Late last night (~10 PM UTC), the security certificates for SoylentNews.org expired. (Out-of-date certs result in nasty warning messages being displayed by your browser.)
Please accept my apologies for any inconvenience the outage caused.
Unfortunately, that was after I (and others on staff who could do anything about it) had gone to bed.
I had personally updated the certs in the past, but the last time was years ago. (TheMightyBuzzard had previously — and subsequently — handled getting and applying updated certs.) It had been so long that I could not find my notes on the process. (Note to self: it helps to look in the correct directory tree!)
Thankfully, audioguy appeared and was able to get things updated.
Please join me in thanking him for getting things straightened out!
P.S. The current certs are due to expire December 14, 2021, Please feel free to remind us as that date approaches!

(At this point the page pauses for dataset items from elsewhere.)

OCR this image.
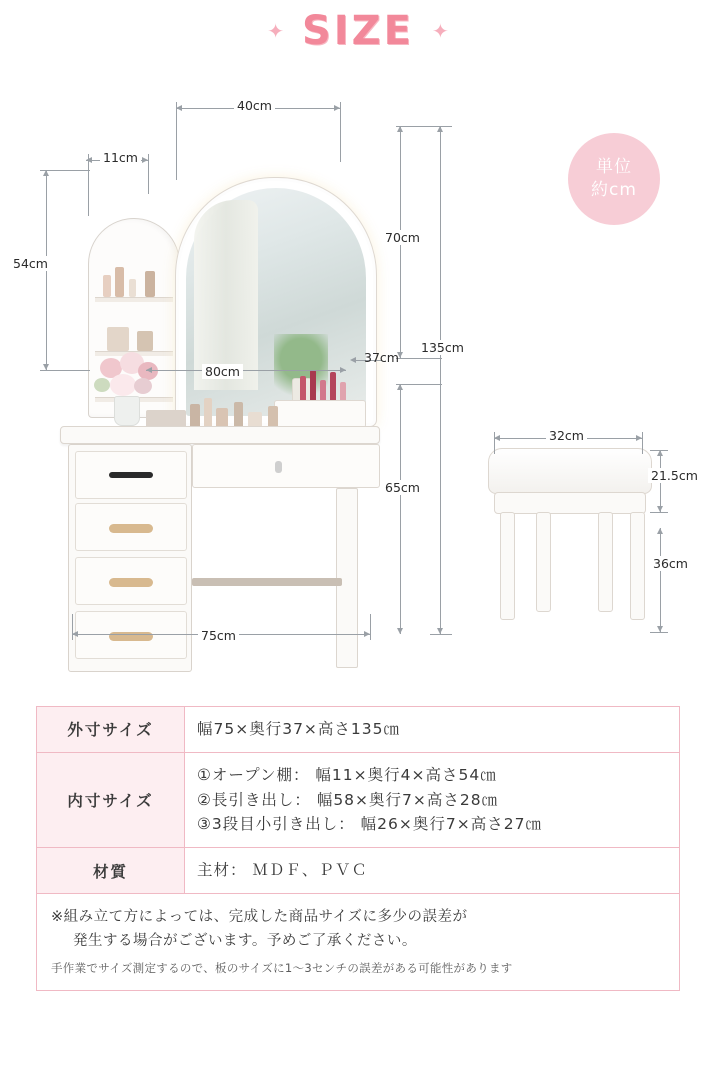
✦ SIZE ✦
単位
約cm
40cm
11cm
54cm
70cm
135cm
37cm
80cm
65cm
75cm
32cm
21.5cm
36cm
外寸サイズ	幅75×奥行37×高さ135㎝

内寸サイズ	①オープン棚： 幅11×奥行4×高さ54㎝
②長引き出し： 幅58×奥行7×高さ28㎝
③3段目小引き出し： 幅26×奥行7×高さ27㎝

材質	主材： ＭＤＦ、ＰＶＣ

※組み立て方によっては、完成した商品サイズに多少の誤差が
発生する場合がございます。予めご了承ください。
手作業でサイズ測定するので、板のサイズに1～3センチの誤差がある可能性があります	
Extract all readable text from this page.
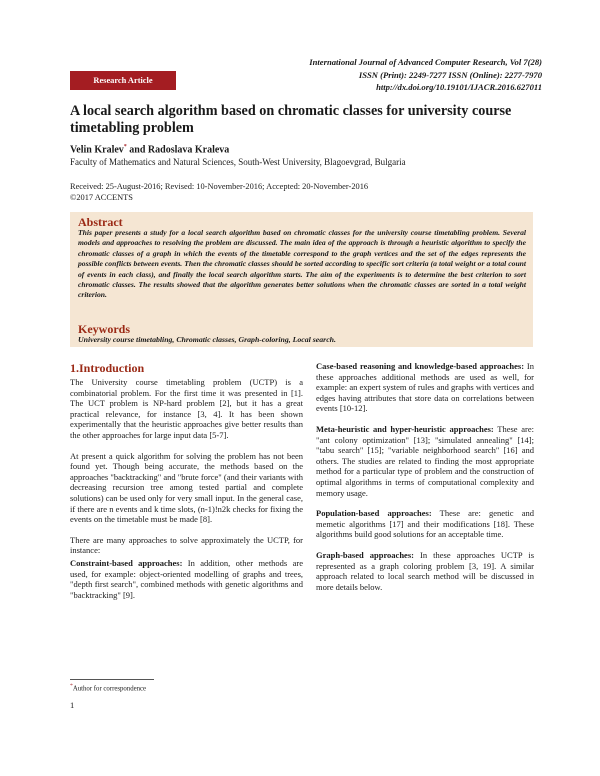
International Journal of Advanced Computer Research, Vol 7(28)
ISSN (Print): 2249-7277 ISSN (Online): 2277-7970
http://dx.doi.org/10.19101/IJACR.2016.627011
Research Article
A local search algorithm based on chromatic classes for university course timetabling problem
Velin Kralev* and Radoslava Kraleva
Faculty of Mathematics and Natural Sciences, South-West University, Blagoevgrad, Bulgaria
Received: 25-August-2016; Revised: 10-November-2016; Accepted: 20-November-2016
©2017 ACCENTS
Abstract
This paper presents a study for a local search algorithm based on chromatic classes for the university course timetabling problem. Several models and approaches to resolving the problem are discussed. The main idea of the approach is through a heuristic algorithm to specify the chromatic classes of a graph in which the events of the timetable correspond to the graph vertices and the set of the edges represents the possible conflicts between events. Then the chromatic classes should be sorted according to specific sort criteria (a total weight or a total count of events in each class), and finally the local search algorithm starts. The aim of the experiments is to determine the best criterion to sort chromatic classes. The results showed that the algorithm generates better solutions when the chromatic classes are sorted in a total weight criterion.
Keywords
University course timetabling, Chromatic classes, Graph-coloring, Local search.
1.Introduction

The University course timetabling problem (UCTP) is a combinatorial problem. For the first time it was presented in [1]. The UCT problem is NP-hard problem [2], but it has a great practical relevance, for instance [3, 4]. It has been shown experimentally that the heuristic approaches give better results than the other approaches for large input data [5-7].

At present a quick algorithm for solving the problem has not been found yet. Though being accurate, the methods based on the approaches "backtracking" and "brute force" (and their variants with decreasing recursion tree among tested partial and complete solutions) can be used only for very small input. In the general case, if there are n events and k time slots, (n-1)!n2k checks for fixing the events on the timetable must be made [8].

There are many approaches to solve approximately the UCTP, for instance:

Constraint-based approaches: In addition, other methods are used, for example: object-oriented modelling of graphs and trees, "depth first search", combined methods with genetic algorithms and "backtracking" [9].

Case-based reasoning and knowledge-based approaches: In these approaches additional methods are used as well, for example: an expert system of rules and graphs with vertices and edges having attributes that store data on correlations between events [10-12].

Meta-heuristic and hyper-heuristic approaches: These are: "ant colony optimization" [13]; "simulated annealing" [14]; "tabu search" [15]; "variable neighborhood search" [16] and others. The studies are related to finding the most appropriate method for a particular type of problem and the construction of optimal algorithms in terms of computational complexity and memory usage.

Population-based approaches: These are: genetic and memetic algorithms [17] and their modifications [18]. These algorithms build good solutions for an acceptable time.

Graph-based approaches: In these approaches UCTP is represented as a graph coloring problem [3, 19]. A similar approach related to local search method will be discussed in more details below.

*Author for correspondence
1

P.P.S. The technical staff is aware of various automated solutions to renewals but made a conscious decision to do them manually. Remember that people make mistakes but to really foul things up use a computer!
(Score: 5, Informative) by Anonymous Coward on Wednesday September 15 2021, @03:16PM (3 children)
Since you are using Let's Encrypt, you may want to look into running EFF's Certbot. Once set up, it should handle renewals automatically so you don't have to deal with this anymore. It works like a charm for me on my Apache server but it supports a wide variety of hosting options.
https://certbot.eff.org [eff.org]
(Score: 5, Informative) by Thexalon on Wednesday September 15 2021, @03:58PM (1 child)
And if you don't want it completely automated for some reason, you can also set it up to send you a reminder email instead. Very handy.
The only thing that stops a bad guy with a compiler is a good guy with a compiler.
(Score: 2) by coolgopher on Wednesday September 15 2021, @10:34PM
I concur. These days https certs should be set to auto renew. Any CA worth their salt will provide this feature. Personally I use certbot, and at $work it’s auto-renew within the AWS eco system.
Letsencrypt provides easy to follow how-tos on setting it up, and then it’s just a cron job away from not having to worry unless it emails you.
(Score: 4, Informative) by bart9h on Wednesday September 15 2021, @04:38PM
I haven't heard of this certbot, seems nice.
But my server runs OpenBSD, and as usual everything is easy peasy. I just instructed cron to run acme-client (ACME = Automate Certificate Management Environment) once a month, and I'm done.